Rev. Brian F. Linnane, S.J., president of Loyola University Maryland, sent this message to the campus community on Oct. 29, 2018:

The horrific shooting in a Pittsburgh synagogue on Saturday illustrates how deeply seeds of hatred have been sown throughout our society. This act of violence, which took the lives of 11 individuals in a sacred space, comes on the heels of last week’s shooting in Kentucky, where two African American individuals were shot and killed in a supermarket after their alleged shooter tried to enter a predominantly black Baptist church. We must work to combat the mindsets that lead to these acts of evil in our world.

Each of us has a role in creating a society where all persons are welcome, included, and valued. Particularly for our Loyola community, which gathered on Friday to hear Holocaust survivor Eva Mozes Kor share her powerful personal story, it is deeply troubling to see that anti-Semitism and racism continue to pervade our communities.

Today, our thoughts, prayers, and pledge of ongoing support for the future are with all the Jewish members of our community, as well as our friends at the Bolton Street Synagogue, which partners with Campus Ministry in its annual pre-fall interfaith pilgrimage. Our faith tradition is strengthened and our community richer through the connections we build with individuals of all beliefs, including Judaism. This Thursday we will welcome members of Baltimore’s Jewish community to campus for the Cardin Lecture, which explores topics in the humanities pertinent to the Jewish and Christian traditions, particularly in the area of Jewish-Christian relations.
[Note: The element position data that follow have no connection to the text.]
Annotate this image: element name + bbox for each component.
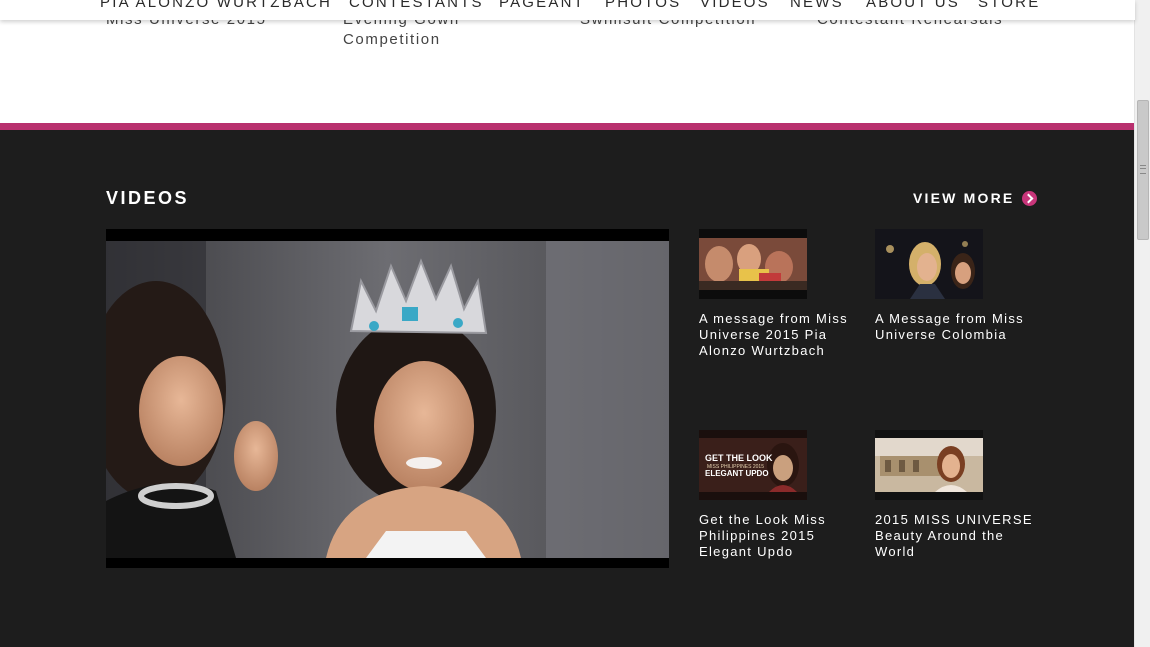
video-thumbnail-card[interactable]: GET THE LOOK MISS PHILIPPINES 2015 ELEGA…	[699, 430, 859, 560]
nav-item-store[interactable]: STORE	[978, 0, 1040, 11]
video-thumbnail-card[interactable]: A Message from Miss Universe Colombia	[875, 229, 1035, 343]
nav-item-contestants[interactable]: CONTESTANTS	[349, 0, 484, 11]
nav-item-about-us[interactable]: ABOUT US	[866, 0, 960, 11]
video-thumbnail-card[interactable]: A message from Miss Universe 2015 Pia Al…	[699, 229, 859, 359]
thumbnail-overlay-text: ELEGANT UPDO	[705, 469, 769, 478]
video-thumbnail[interactable]: GET THE LOOK MISS PHILIPPINES 2015 ELEGA…	[699, 430, 807, 500]
photo-caption-line: Competition	[343, 31, 441, 48]
featured-video-image	[106, 241, 669, 558]
nav-item-photos[interactable]: PHOTOS	[605, 0, 681, 11]
video-thumbnail[interactable]	[699, 229, 807, 299]
view-more-label: VIEW MORE	[913, 190, 1015, 206]
video-thumbnail-image: GET THE LOOK MISS PHILIPPINES 2015 ELEGA…	[699, 430, 807, 500]
nav-item-pia-alonzo-wurtzbach[interactable]: PIA ALONZO WURTZBACH	[100, 0, 332, 11]
video-title[interactable]: A message from Miss Universe 2015 Pia Al…	[699, 311, 859, 359]
video-title[interactable]: Get the Look Miss Philippines 2015 Elega…	[699, 512, 859, 560]
top-navigation: PIA ALONZO WURTZBACH CONTESTANTS PAGEANT…	[0, 0, 1135, 20]
nav-item-news[interactable]: NEWS	[790, 0, 844, 11]
video-title[interactable]: A Message from Miss Universe Colombia	[875, 311, 1035, 343]
scrollbar-thumb[interactable]	[1137, 100, 1149, 240]
vertical-scrollbar[interactable]	[1134, 0, 1150, 647]
video-thumbnail-image	[875, 430, 983, 500]
section-title: VIDEOS	[106, 188, 190, 208]
nav-item-pageant[interactable]: PAGEANT	[499, 0, 585, 11]
featured-video[interactable]	[106, 229, 669, 568]
chevron-right-icon	[1022, 190, 1038, 206]
thumbnail-overlay-text: GET THE LOOK	[705, 453, 773, 463]
view-more-link[interactable]: VIEW MORE	[913, 190, 1038, 206]
video-thumbnail-image	[699, 229, 807, 299]
videos-section: VIDEOS VIEW MORE A message from Miss Uni…	[0, 130, 1135, 647]
video-thumbnail-image	[875, 229, 983, 299]
video-thumbnail-card[interactable]: 2015 MISS UNIVERSE Beauty Around the Wor…	[875, 430, 1035, 560]
video-title[interactable]: 2015 MISS UNIVERSE Beauty Around the Wor…	[875, 512, 1035, 560]
video-thumbnail[interactable]	[875, 229, 983, 299]
section-divider	[0, 123, 1135, 130]
nav-item-videos[interactable]: VIDEOS	[700, 0, 770, 11]
video-thumbnail[interactable]	[875, 430, 983, 500]
grip-icon	[1140, 165, 1146, 174]
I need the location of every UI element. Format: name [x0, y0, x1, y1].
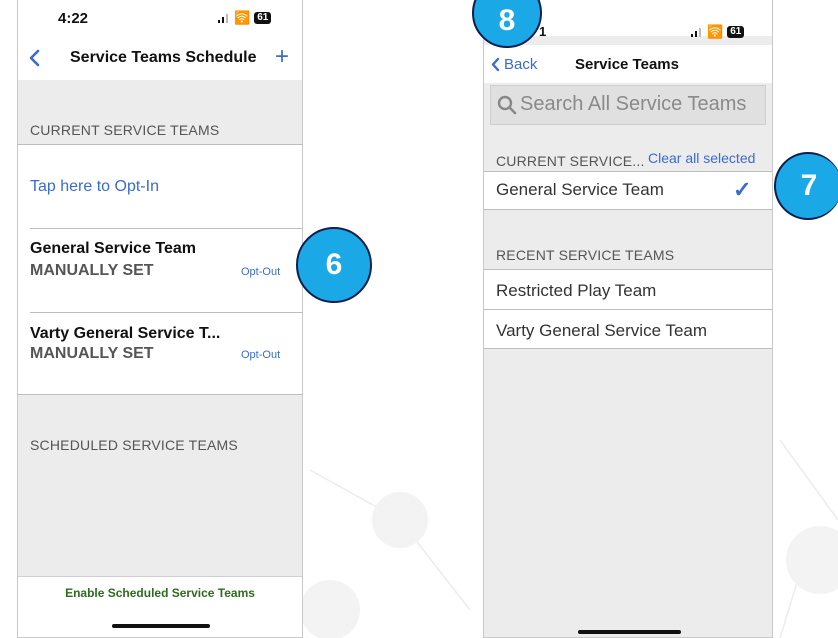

As a Jesuit, Catholic university, we continue to try to advance interfaith dialogue and ensure our community fosters an environment for individuals of all faiths to live, work, learn, and worship. I invite you to come together in prayer as a community at 3 p.m. on Tuesday, Oct. 30, on the Quad.

As Rabbi Hillel said, “If I am not for myself, who will be for me? If I am only for myself, what am I? And if not now, when?”

Let us pray for all those affected by these acts of violence and speak out against racism and anti-Semitism. With hope and compassion, may we continue to work as individuals and as a community to promote justice and peace.